E agora que estou por
completar cinqüenta anos, me digo que vivi meio século de um século
maravilhoso, o verdadeiro século das luzes, e me é grato dizer, que
não há nas sendas da alma humana, nenhum caminho traçado para a arte
ou para a loucura. No homem tudo se constrói, até seus instintos.
A uma frase de condenar
os organizadores pela mescla dos quatro termos numa formulação
impossível, me digo com certo nervosismo: algo falou neles, que por
resultar impossível caiu no registro do humano.
E se foi, então, a
magnitude da audácia dos organizadores do Congresso ao combinar o
título de minha exposição, me pergunto pela magnitude da minha. E
esta frase, para quem está acostumado a ouvir, algo de sexual trouxe
ao cenário das palavras. Um corpo vive entre nós nessas palavras.
Uma palavra feita carne
como se dizia antigamente ou melhor dito, um pedaço de carne
mostrando uma vez mais que há algo, ainda, humano no homem, não
simbolizável.
Como começar, com
êxito, uma articulação entre saúde e criatividade, por exemplo, em
cidades onde seus estados, não cuidam da saúde e proíbem, mais ou
menos, a criatividade.
Chego a dizer-me os
dizes: que quiseram colocar a prova minhas especialidades e levado
como é levado um jogador por uma grande aposta digo: sou um grupo e
minha nobreza não é nenhuma nobreza. E ser um grupo não significa
sequer que não vá colocar uma assinatura ao finalizar este escrito
que recorde em parte meu nome e sobrenomes. Nem sequer que os
fundamentos de meu próprio pensamento não me pertencem. Hoje quero
ser um grupo no instante mesmo da vergonha, no mesmíssimo instante
das grandes revelações. Sou um grupo aí onde lhes digo que há razão
em pensar que da enfermidade à saúde há um só passo, como pensa o
Excelentíssimo Prefeitura de Caspe. É lícito pensar que entre a
mediocridade e a criatividade há um só passo, como pensa o Colégio
de Psicólogos de Aragón.
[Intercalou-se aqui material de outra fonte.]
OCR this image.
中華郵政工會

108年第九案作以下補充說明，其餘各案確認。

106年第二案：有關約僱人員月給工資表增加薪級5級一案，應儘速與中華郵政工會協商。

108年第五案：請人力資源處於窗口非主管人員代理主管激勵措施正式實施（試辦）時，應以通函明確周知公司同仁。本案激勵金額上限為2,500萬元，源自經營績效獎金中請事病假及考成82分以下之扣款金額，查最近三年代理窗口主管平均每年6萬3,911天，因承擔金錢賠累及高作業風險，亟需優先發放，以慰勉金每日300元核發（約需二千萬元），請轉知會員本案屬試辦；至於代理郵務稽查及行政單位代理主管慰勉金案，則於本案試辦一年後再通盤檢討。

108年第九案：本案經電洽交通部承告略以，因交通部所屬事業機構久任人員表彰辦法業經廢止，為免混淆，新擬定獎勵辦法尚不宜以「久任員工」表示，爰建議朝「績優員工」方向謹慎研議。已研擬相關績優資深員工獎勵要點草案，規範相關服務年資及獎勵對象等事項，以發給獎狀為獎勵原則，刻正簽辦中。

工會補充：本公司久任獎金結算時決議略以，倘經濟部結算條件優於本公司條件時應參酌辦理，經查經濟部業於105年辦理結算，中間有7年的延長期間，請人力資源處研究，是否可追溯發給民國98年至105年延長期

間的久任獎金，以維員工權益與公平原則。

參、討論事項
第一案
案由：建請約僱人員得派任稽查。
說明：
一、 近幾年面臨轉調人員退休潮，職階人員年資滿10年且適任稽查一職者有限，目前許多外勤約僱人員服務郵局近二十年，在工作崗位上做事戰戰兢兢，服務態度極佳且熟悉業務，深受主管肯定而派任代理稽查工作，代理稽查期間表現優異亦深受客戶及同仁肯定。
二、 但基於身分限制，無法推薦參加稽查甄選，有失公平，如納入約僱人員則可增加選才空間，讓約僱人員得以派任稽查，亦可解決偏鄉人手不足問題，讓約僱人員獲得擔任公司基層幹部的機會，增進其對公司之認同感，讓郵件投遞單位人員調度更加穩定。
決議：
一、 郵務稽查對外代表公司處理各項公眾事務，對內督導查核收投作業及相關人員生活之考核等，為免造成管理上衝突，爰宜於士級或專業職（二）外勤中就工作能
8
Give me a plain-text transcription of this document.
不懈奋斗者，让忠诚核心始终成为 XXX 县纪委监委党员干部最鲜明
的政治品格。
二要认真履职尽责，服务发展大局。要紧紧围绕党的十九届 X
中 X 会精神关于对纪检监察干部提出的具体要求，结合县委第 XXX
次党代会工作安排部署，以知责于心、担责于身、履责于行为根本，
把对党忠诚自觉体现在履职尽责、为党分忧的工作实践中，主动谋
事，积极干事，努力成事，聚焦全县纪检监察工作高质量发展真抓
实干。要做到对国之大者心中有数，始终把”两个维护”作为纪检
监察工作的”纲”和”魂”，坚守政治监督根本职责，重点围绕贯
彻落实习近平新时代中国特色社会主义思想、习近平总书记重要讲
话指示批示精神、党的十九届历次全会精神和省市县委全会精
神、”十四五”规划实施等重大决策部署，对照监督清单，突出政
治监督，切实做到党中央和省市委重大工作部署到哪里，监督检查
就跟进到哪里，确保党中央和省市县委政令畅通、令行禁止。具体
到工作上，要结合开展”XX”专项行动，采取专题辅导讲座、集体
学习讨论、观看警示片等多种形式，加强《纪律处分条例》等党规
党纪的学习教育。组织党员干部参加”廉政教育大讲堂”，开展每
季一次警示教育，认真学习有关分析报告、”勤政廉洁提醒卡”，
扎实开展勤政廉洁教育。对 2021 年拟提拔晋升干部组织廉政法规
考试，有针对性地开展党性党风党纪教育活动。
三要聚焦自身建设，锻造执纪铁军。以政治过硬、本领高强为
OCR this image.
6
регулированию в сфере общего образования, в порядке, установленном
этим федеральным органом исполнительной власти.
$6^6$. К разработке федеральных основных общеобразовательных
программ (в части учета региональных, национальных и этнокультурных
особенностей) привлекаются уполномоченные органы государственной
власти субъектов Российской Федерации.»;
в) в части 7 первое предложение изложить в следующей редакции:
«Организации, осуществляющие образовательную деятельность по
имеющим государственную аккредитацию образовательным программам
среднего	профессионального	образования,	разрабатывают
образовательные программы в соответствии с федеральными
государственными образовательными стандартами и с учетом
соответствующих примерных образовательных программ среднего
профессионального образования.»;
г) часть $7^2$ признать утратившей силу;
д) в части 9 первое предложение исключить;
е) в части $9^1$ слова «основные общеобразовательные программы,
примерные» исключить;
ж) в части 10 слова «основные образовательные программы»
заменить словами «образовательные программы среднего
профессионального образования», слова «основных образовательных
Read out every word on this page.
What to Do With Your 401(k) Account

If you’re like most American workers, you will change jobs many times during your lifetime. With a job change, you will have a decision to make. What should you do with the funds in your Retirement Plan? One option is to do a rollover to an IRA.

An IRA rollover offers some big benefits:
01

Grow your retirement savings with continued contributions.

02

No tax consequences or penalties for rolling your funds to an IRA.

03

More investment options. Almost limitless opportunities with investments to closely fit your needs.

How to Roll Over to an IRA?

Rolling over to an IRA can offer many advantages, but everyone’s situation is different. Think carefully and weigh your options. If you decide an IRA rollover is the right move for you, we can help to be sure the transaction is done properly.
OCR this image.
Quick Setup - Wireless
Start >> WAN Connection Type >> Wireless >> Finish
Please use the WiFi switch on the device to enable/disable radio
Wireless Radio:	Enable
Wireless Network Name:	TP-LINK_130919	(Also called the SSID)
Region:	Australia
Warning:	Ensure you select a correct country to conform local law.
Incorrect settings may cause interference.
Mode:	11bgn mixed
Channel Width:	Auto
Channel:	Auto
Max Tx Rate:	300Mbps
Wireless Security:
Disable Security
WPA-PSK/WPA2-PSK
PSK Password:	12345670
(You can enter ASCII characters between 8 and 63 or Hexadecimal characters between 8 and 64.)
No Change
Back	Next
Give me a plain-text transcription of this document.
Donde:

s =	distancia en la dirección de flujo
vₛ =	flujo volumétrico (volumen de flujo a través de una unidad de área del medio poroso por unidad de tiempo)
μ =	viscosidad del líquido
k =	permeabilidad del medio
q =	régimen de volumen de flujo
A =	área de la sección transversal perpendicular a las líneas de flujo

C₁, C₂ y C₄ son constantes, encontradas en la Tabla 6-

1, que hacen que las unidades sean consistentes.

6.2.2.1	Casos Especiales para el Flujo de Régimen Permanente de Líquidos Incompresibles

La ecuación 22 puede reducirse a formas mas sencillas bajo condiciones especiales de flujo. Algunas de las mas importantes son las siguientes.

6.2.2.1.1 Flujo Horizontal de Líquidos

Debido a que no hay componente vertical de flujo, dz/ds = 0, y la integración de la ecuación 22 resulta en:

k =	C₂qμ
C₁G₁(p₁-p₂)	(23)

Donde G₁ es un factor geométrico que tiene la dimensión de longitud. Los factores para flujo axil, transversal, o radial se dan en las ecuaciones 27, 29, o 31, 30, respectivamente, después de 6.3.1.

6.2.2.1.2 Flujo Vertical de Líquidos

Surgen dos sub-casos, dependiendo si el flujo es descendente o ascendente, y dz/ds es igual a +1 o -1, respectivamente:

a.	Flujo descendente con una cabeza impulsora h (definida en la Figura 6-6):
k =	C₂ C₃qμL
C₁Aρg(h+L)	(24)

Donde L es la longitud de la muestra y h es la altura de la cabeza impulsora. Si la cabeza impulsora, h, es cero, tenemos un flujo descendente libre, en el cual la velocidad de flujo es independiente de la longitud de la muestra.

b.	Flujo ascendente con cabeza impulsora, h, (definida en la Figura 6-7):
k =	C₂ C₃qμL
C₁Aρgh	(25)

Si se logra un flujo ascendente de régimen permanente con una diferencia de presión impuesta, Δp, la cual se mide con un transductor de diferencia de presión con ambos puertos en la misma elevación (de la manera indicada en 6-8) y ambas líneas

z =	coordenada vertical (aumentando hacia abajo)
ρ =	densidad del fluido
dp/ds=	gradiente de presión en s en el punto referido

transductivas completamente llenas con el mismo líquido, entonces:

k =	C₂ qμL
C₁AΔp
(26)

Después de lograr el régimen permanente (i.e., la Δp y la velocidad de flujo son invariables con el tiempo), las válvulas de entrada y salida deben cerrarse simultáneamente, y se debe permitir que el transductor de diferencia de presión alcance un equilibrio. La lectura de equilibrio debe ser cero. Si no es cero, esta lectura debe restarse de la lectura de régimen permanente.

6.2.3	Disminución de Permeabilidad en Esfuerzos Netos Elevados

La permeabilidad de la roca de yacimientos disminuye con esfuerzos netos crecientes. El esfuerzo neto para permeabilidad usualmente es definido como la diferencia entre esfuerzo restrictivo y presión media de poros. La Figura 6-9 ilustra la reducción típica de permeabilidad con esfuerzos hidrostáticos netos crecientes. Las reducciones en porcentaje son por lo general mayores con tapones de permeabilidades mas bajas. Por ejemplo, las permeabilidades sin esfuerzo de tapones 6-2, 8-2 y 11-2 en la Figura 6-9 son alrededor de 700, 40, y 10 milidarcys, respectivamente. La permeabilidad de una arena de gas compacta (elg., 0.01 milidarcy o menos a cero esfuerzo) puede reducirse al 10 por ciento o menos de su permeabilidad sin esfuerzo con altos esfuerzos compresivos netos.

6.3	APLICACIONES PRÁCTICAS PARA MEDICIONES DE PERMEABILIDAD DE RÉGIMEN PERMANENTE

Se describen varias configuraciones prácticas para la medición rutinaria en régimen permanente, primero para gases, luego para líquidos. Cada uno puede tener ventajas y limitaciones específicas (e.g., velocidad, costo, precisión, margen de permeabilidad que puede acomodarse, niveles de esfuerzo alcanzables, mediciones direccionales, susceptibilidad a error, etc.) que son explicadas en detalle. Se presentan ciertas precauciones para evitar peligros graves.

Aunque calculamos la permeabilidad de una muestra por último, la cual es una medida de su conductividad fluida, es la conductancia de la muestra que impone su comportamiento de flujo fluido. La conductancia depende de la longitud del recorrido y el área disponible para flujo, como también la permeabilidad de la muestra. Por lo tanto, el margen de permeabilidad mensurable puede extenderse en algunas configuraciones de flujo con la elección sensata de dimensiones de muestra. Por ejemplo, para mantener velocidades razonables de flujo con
E mais lícito ainda, pensar que da loucura
à poesia há um só passo, como pensa o Grupo Caspolino, mas essa
razão poderá ser uma verdade material, histórica, só aceitando que
hoje em dia, esse passo só a psicoanálise pode dar.
E se é necessário
confessar, confesso, eu, também, fui tremendo a minha primeira
sessão de psicoanálise pensando que nunca mais beijaria ninguém com
paixão, que jamais escreveria um verso. Depois para vingar-me tive
que escrever mais de mil versos e de beijar mais de mil mulheres,
essa cifra bastou para que me sentisse vencido pela verdade. A
paixão não termina porque não existe como tal, se gera entre as
pessoas, entre as palavras, entre os acontecimentos. Estou
recordando nestes espaços os gloriosos dias de minha juventude, onde
até falar era uma paixão, talvez, a mais poderosa paixão de minha
juventude.
Falar era mais que
comer, era ir se enredando em situações, amores, traições, triunfos,
derrotas, que jamais teriam sido mi vida, se tivesse me faltado a
palavra.
Venho dizer-me e não
sei muito bem, porque diante de vocês, que antes de ser escritor, eu
fui falador. E gozava de uma saúde esplêndida. Me psicoanalisava
todo dia, tudo o que passava por minhas palavras foi minha vida. De
tanto falar, cheguei a dizer que para o homem muitas das coisas e
situações que lhe parecem distantes por suas articulações alienadas,
eram possíveis em novas articulações do que nessa época chamávamos
ser. E assim, levado por minhas primeiras palavras, comecei meus
primeiros amores, meus primeiros escritos.
Tive sorte, fora gerado
para o gozo e gozei. Gozei com minhas primeiras relações amorosas e
gozei com meus primeiros versos. A partir desse momento já nada tem
arrumação em minha vida e minha saúde já não é esplêndida, porque
mesmo que não padeça nenhuma enfermidade, me acossam todas as
enfermidades, desde que escrevo, desde que faço amor, mil demônios
de dúvidas me perseguem, porque a morte naquele gozo deve ter
realizado sua primeira movida.
Aqui estou doce criança
encantada, sou teu final e para mim a vida não havia começado, como
vocês compreenderão isso ensombrece qualquer um.
Lhes falo, curtido por
esse desprendimento de ter abandonado o gozo primitivo, a saúde
primitiva nos braços de minha mãe, para ser escritor, para ser um
amante, situações humanas por excelência, que por tais, desde seu
início estão condenadas a morrer. Abandonar, lhes digo, para ser
escritor, o doce balanço de seus braços, para submergir nos
terremotos cósmicos da linguagem, onde a palavra mais que reinar,
questiona todo reino ainda quando nos diz que o amor não são os
acontecimentos da noite passada senão as palavras nesta clara manhã
cheia de porvir, ou seja, outras palavras.
E não hás de crer pelos
vieses, que estou me distanciando da questão, ou que não quero
enfrentar a questão decididamente. Estou no próprio coração da
questão e como sabemos não se pode chegar a nenhum coração sem ter
pedido forças emprestadas ao ato de decidir. Mas vale dizer que ter
feito o esforço e ter chegado ao próprio coração das coisas, não
simplifica em nada o que tenho que dizer-lhes e mais ainda, torna
mais complexo o discurso e o mancha um pouco com sangue, quer dizer
que com as histórias das civilizações, com a política.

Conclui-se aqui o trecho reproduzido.